Bedrossian appeals the denial of his petition.
Section 851.8 reads in relevant part: “(a) In any case where a person has been arrested and no accusatory pleading has been filed, the person arrested may petition the law enforcement agency having jurisdiction over the offense to destroy its records of the arrest. ․ The law enforcement agency having jurisdiction over the offense, upon a determination that the person arrested is factually innocent, shall, with the concurrence of the prosecuting attorney, seal its arrest records, and the petition for relief under this section for three years from the date of the arrest and thereafter destroy its arrest records and the petition. ․ [¶] (b) If, after receipt by both the law enforcement agency and the prosecuting attorney of a petition for relief under subdivision (a), the law enforcement agency and prosecuting attorney do not respond to the petition by accepting or denying the petition within 60 days after the running of the relevant statute of limitations or within 60 days after receipt of the petition in cases where the statute of limitations has previously lapsed, then the petition shall be deemed to be denied.
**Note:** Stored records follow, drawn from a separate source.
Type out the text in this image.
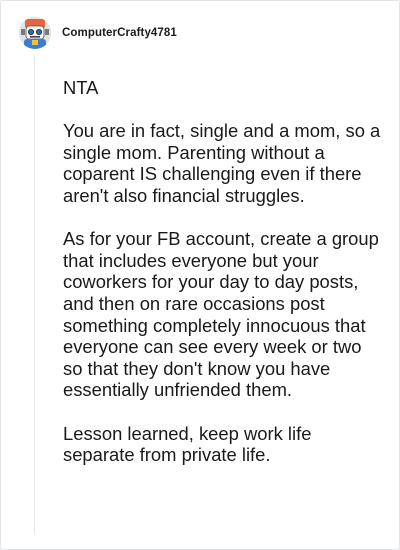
ComputerCrafty4781

NTA

You are in fact, single and a mom, so a single mom. Parenting without a coparent IS challenging even if there aren't also financial struggles.

As for your FB account, create a group that includes everyone but your coworkers for your day to day posts, and then on rare occasions post something completely innocuous that everyone can see every week or two so that they don't know you have essentially unfriended them.

Lesson learned, keep work life separate from private life.
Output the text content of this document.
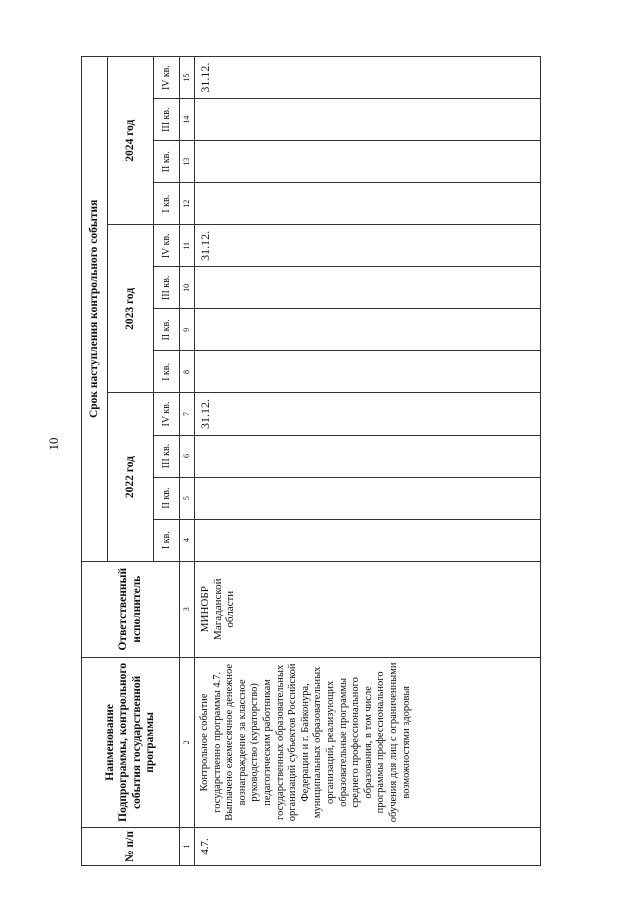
10
№ п/п	Наименование Подпрограммы, контрольного события государственной программы	Ответственный исполнитель	Срок наступления контрольного события											
			2022 год				2023 год				2024 год			
			I кв.	II кв.	III кв.	IV кв.	I кв.	II кв.	III кв.	IV кв.	I кв.	II кв.	III кв.	IV кв.
1	2	3	4	5	6	7	8	9	10	11	12	13	14	15
4.7.	Контрольное событие государственно программы 4.7. Выплачено ежемесячное денежное вознаграждение за классное руководство (кураторство) педагогическим работникам государственных образовательных организаций субъектов Российской Федерации и г. Байконура, муниципальных образовательных организаций, реализующих образовательные программы среднего профессионального образования, в том числе программы профессионального обучения для лиц с ограниченными возможностями здоровья	МИНОБР Магаданской области				31.12.				31.12.				31.12.
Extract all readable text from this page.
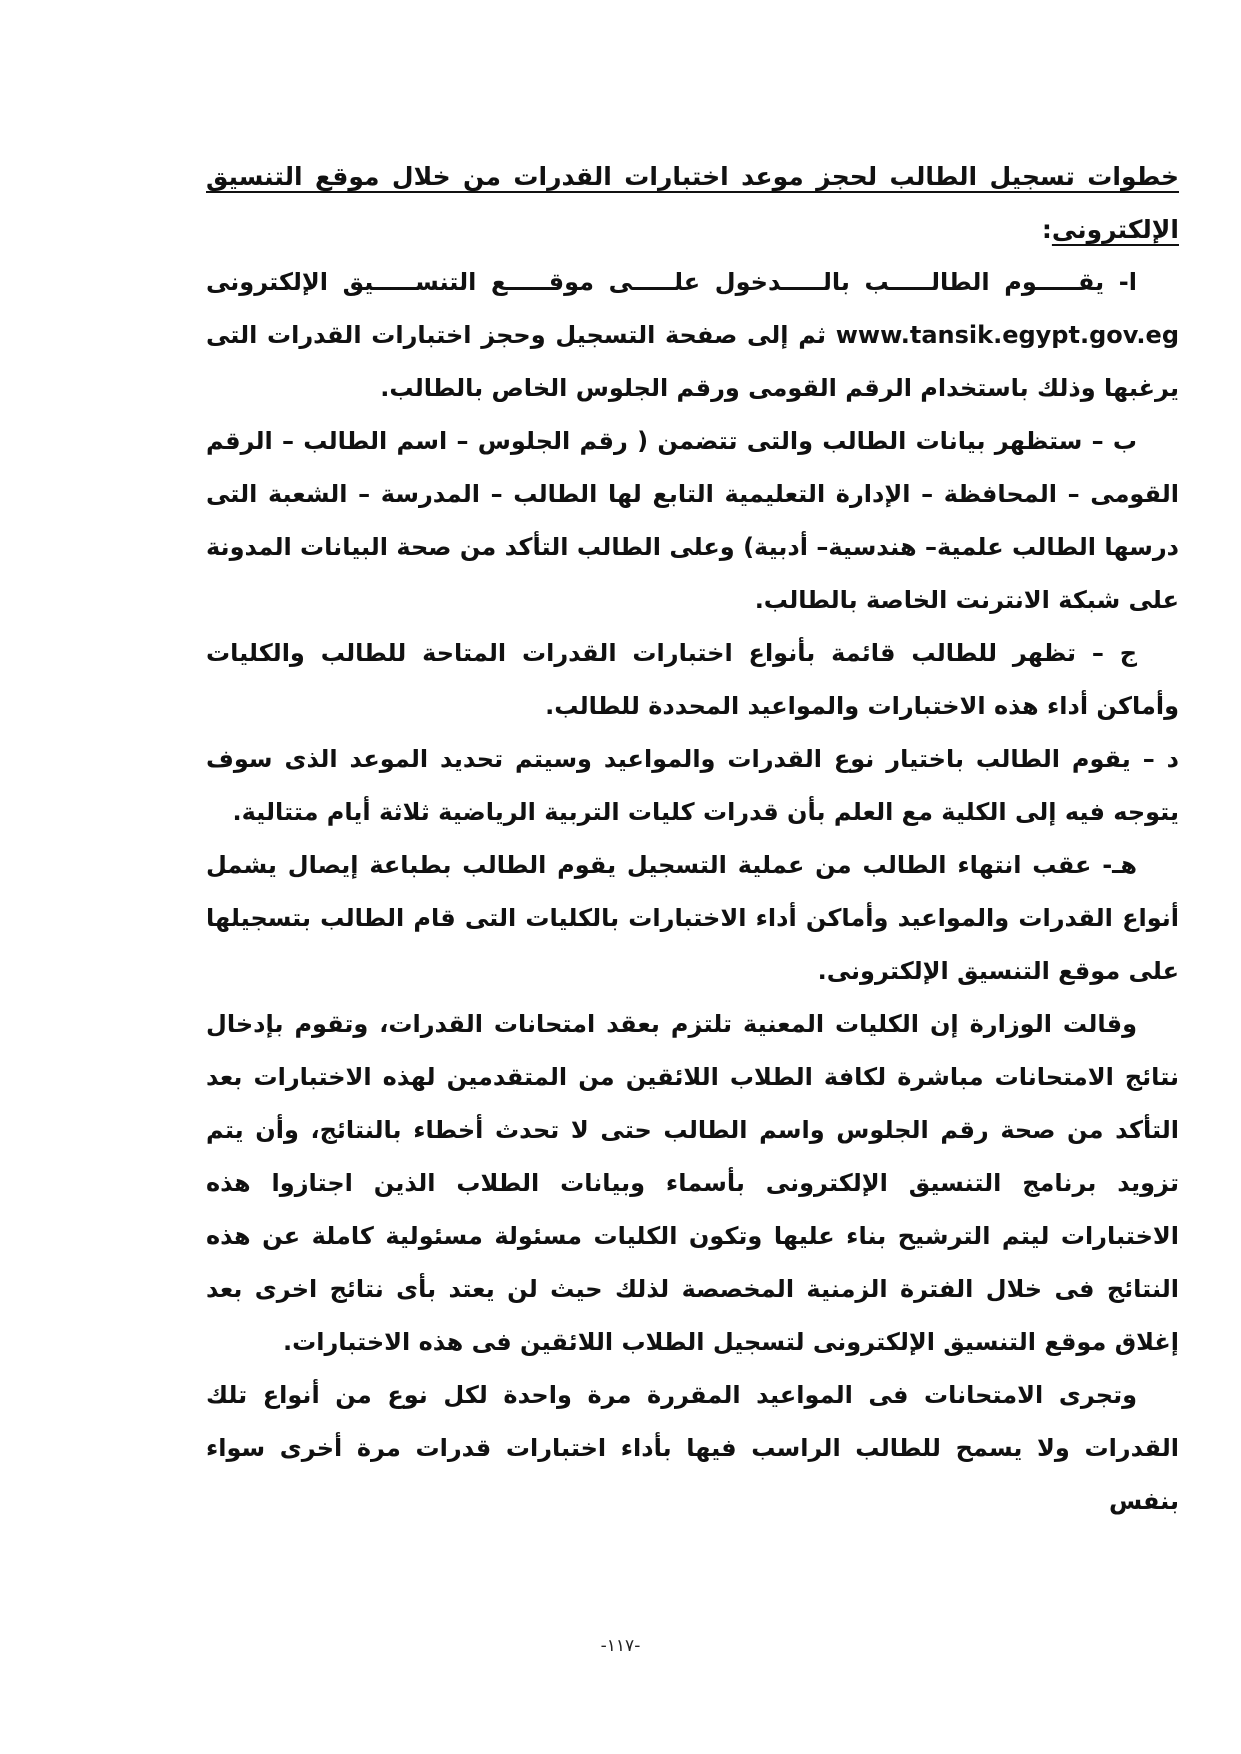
خطوات تسجيل الطالب لحجز موعد اختبارات القدرات من خلال موقع التنسيق الإلكترونى:

ا- يقـــــوم الطالـــــب بالـــــدخول علـــــى موقـــــع التنســـــيق الإلكترونى www.tansik.egypt.gov.eg ثم إلى صفحة التسجيل وحجز اختبارات القدرات التى يرغبها وذلك باستخدام الرقم القومى ورقم الجلوس الخاص بالطالب.

ب – ستظهر بيانات الطالب والتى تتضمن ( رقم الجلوس – اسم الطالب – الرقم القومى – المحافظة – الإدارة التعليمية التابع لها الطالب – المدرسة – الشعبة التى درسها الطالب علمية– هندسية– أدبية) وعلى الطالب التأكد من صحة البيانات المدونة على شبكة الانترنت الخاصة بالطالب.

ج – تظهر للطالب قائمة بأنواع اختبارات القدرات المتاحة للطالب والكليات وأماكن أداء هذه الاختبارات والمواعيد المحددة للطالب.

د – يقوم الطالب باختيار نوع القدرات والمواعيد وسيتم تحديد الموعد الذى سوف يتوجه فيه إلى الكلية مع العلم بأن قدرات كليات التربية الرياضية ثلاثة أيام متتالية.

هـ- عقب انتهاء الطالب من عملية التسجيل يقوم الطالب بطباعة إيصال يشمل أنواع القدرات والمواعيد وأماكن أداء الاختبارات بالكليات التى قام الطالب بتسجيلها على موقع التنسيق الإلكترونى.

وقالت الوزارة إن الكليات المعنية تلتزم بعقد امتحانات القدرات، وتقوم بإدخال نتائج الامتحانات مباشرة لكافة الطلاب اللائقين من المتقدمين لهذه الاختبارات بعد التأكد من صحة رقم الجلوس واسم الطالب حتى لا تحدث أخطاء بالنتائج، وأن يتم تزويد برنامج التنسيق الإلكترونى بأسماء وبيانات الطلاب الذين اجتازوا هذه الاختبارات ليتم الترشيح بناء عليها وتكون الكليات مسئولة مسئولية كاملة عن هذه النتائج فى خلال الفترة الزمنية المخصصة لذلك حيث لن يعتد بأى نتائج اخرى بعد إغلاق موقع التنسيق الإلكترونى لتسجيل الطلاب اللائقين فى هذه الاختبارات.

وتجرى الامتحانات فى المواعيد المقررة مرة واحدة لكل نوع من أنواع تلك القدرات ولا يسمح للطالب الراسب فيها بأداء اختبارات قدرات مرة أخرى سواء بنفس

-١١٧-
In any case where the petition of an arrestee to the law enforcement agency to have an arrest record destroyed is denied, petition may be made to the superior court that would have had territorial jurisdiction over the matter. ․ If the court finds the arrestee to be factually innocent of the charges for which the arrest was made, then the court shall order the law enforcement agency ․ to seal their records of the arrest and the court order to seal and destroy the records.”
Bedrossian contends that insofar as section 851.8, subdivision (b) requires the statute of limitations to lapse before the petition can be adjudicated, it violates his state constitutional right to procedural due process (Cal. Const., art. I, §§ 7, 15) and his federal constitutional right to equal protection (U.S. Const., 14th Amend.).
A procedural due process claim under the California Constitution focuses “on an individual's due process liberty interest to be free from arbitrary adjudicative procedures.” (Ryan v. California Interscholastic Federation-San Diego Section (2001) 94 Cal.App.4th 1048, 1069; see People v. Ramirez (1979) 25 Cal.3d 260, 269.) “[P]rocedural due process under the California Constitution is ‘much more inclusive’ and protects a broader range of interests than under the federal Constitution [citations]. According to our Supreme Court, it ‘has expanded upon the federal analytical base by focusing on the administrative process itself.’ [Citation.] ․ [W]hen a person is deprived of a statutorily conferred benefit, due process analysis must start ․with an assessment of what procedural protections are constitutionally required in light of the governmental and private interests at stake.' [Citations.] [¶] The Ramirez court instructed the state courts to ‘ “evaluate the extent to which procedural protections can be tailored to promote more accurate and reliable administrative decisions in light of the governmental and private interests at stake.” ’ ” (Ryan, supra, at pp. 1069-1070.) Once a statutory right has been identified, the Supreme Court in Ramirez articulated the factors that generally should be considered in determining whether a restriction violates due process as follows: “(1) the private interest that will be affected by the official action, (2) the risk of an erroneous deprivation of such interest through the procedures used, and the probable value, if any, of additional or substitute procedural safeguards, (3) the dignitary interest in informing individuals of the nature, grounds and consequences of the action and in enabling them to present their side of the story before a responsible governmental official, and (4) the governmental interest, including the function involved and the fiscal and administrative burdens that the additional or substitute procedural requirement would entail.” (Ramirez, supra, at p. 269.)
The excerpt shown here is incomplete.